On the morning of the school massacre in Newtown, Conn., a frantic message from a former co-worker appeared on my Facebook page. Her son is a student at Sandy Hook Elementary School. She asked us to pray for his safety. He was -- thank God -- physically unharmed. However, his best friend (her godson) was one of the 20 children killed.
I can't even begin to imagine what they are going through. I continue to pray for her family, her friend who lost a child, and the Newtown community in the wake of this monstrous act.
I also pray for all of those families who have lost children, parents, brothers, sisters, and other loved ones to a never-ending cycle of urban gun violence that hardly ever makes national news.
Ashake Banks will be spending her first Christmas without her daughter Heaven Sutton.
In June, the 7-year-old was shot and killed near her Chicago home -- a victim of gang crossfire.
Heaven was the same age as some of the children who died in Newtown. Yet she was not from an upper-middle class suburb. She was not of the same social class as the people who tend to cover national news, nor of most of our elected officials.
She was an African-American child from a low-income urban neighborhood terrorized by criminals with guns on a daily basis. Much like neighborhoods in parts of East and West Oakland where apparently people are willing to accept -- including I'm afraid, many of those who live in those neighborhoods -- dozens upon dozens of people dying every year in gun violence. The street shrines go up and then it's back to business as usual.
It has taken the murders of 20 babies and six adults in an upper-middle class neighborhood in Connecticut to achieve what thousands of gun fatalities in urban communities all over this country could not. Newtown has forced a national discussion about the insane epidemic of gun violence in America.
"There have been an endless series of deadly shootings all across the country, almost daily reports of victims, many of them children in small towns and in cities all across America," President Barack Obama said Sunday during his remarks at the memorial for Newtown victims. "Much of the time, their only fault was being in the wrong place at the wrong time."
I was glad to see the president make reference to the urban homicide epidemic. Chicago, ground zero in the urban killing epidemic is after all his hometown. There were 35 people shot -- seven of them fatally -- in Chicago during one summer weekend.
The city has had 488 homicides, most of them gun-related. The same is true in Oakland where so far 123 have died.
This isn't just about mass shootings or school safety. It's about the culture of gun violence across this country and how we, as a nation, finally begin to put an end to the ceaseless bloodshed.
On Sunday, Sen. Dianne Feinstein said she would introduce an assault weapons ban bill the first day of the new Congress. Former President Bill Clinton had signed an assault weapons ban law in 1994, but the measure was allowed to expire. Feinstein says her bill "will ban the sale, transfer, importation and possession" of assault weapons.
There has been more talk of regulating ammunition, extending waiting periods and requiring those who sell firearms at gun shows to conduct background checks.
Yet that won't have much effect on the 300 million legally registered guns in this country.

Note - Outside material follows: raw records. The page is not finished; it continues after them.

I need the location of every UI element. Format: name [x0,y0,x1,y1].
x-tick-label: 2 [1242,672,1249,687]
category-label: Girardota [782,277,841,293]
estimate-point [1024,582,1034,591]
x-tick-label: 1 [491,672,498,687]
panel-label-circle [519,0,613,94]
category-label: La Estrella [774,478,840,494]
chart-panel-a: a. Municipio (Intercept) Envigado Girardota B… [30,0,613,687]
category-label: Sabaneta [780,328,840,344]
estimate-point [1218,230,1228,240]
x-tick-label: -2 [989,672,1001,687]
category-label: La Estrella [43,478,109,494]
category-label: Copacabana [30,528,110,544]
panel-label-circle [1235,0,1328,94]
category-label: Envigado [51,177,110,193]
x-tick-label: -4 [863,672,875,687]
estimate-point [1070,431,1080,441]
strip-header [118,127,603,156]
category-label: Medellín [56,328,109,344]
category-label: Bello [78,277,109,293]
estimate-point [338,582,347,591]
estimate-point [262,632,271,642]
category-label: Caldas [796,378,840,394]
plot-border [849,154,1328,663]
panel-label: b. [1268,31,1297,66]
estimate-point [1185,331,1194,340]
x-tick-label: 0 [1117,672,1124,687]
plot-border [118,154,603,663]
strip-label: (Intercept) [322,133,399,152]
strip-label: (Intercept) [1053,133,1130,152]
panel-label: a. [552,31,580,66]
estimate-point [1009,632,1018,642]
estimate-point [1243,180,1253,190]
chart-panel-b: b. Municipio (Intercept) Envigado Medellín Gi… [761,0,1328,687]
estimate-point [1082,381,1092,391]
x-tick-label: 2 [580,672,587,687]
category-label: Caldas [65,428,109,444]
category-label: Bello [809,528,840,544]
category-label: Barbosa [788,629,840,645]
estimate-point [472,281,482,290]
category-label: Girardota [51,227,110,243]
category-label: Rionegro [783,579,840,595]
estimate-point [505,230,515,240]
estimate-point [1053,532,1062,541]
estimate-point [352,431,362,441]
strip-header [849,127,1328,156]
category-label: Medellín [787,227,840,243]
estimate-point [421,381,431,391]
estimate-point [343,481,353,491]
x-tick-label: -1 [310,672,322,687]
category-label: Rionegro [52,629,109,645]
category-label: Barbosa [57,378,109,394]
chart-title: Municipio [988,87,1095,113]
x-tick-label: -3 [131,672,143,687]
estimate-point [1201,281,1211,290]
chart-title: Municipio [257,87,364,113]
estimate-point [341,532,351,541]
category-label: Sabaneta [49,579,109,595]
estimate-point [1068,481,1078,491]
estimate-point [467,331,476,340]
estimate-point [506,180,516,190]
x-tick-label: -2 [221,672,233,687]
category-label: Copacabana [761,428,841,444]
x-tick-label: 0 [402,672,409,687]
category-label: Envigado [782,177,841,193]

There are no snap, one-size-fits-all solutions.
In Newtown, the shooter apparently had access to semi-automatic weapons that had been legally purchased by his mother. In fact, many mass shootings have been carried out by people who used legal guns.
However, in urban communities, most street shootings are committed by people with illegal guns. The weapons are either stolen from legal gun owners or bought from unlicensed gun dealers and traffickers.
Any plan to address gun violence must deal with legal and illegally obtained weapons.
Whether a privileged troubled white kid deliberately kills a 7-year-old at a school with his mother's gun or an African-American gang member accidentally shoots a child on a public street in Chicago, we have a moral obligation to do everything in our power to prevent it from happening again.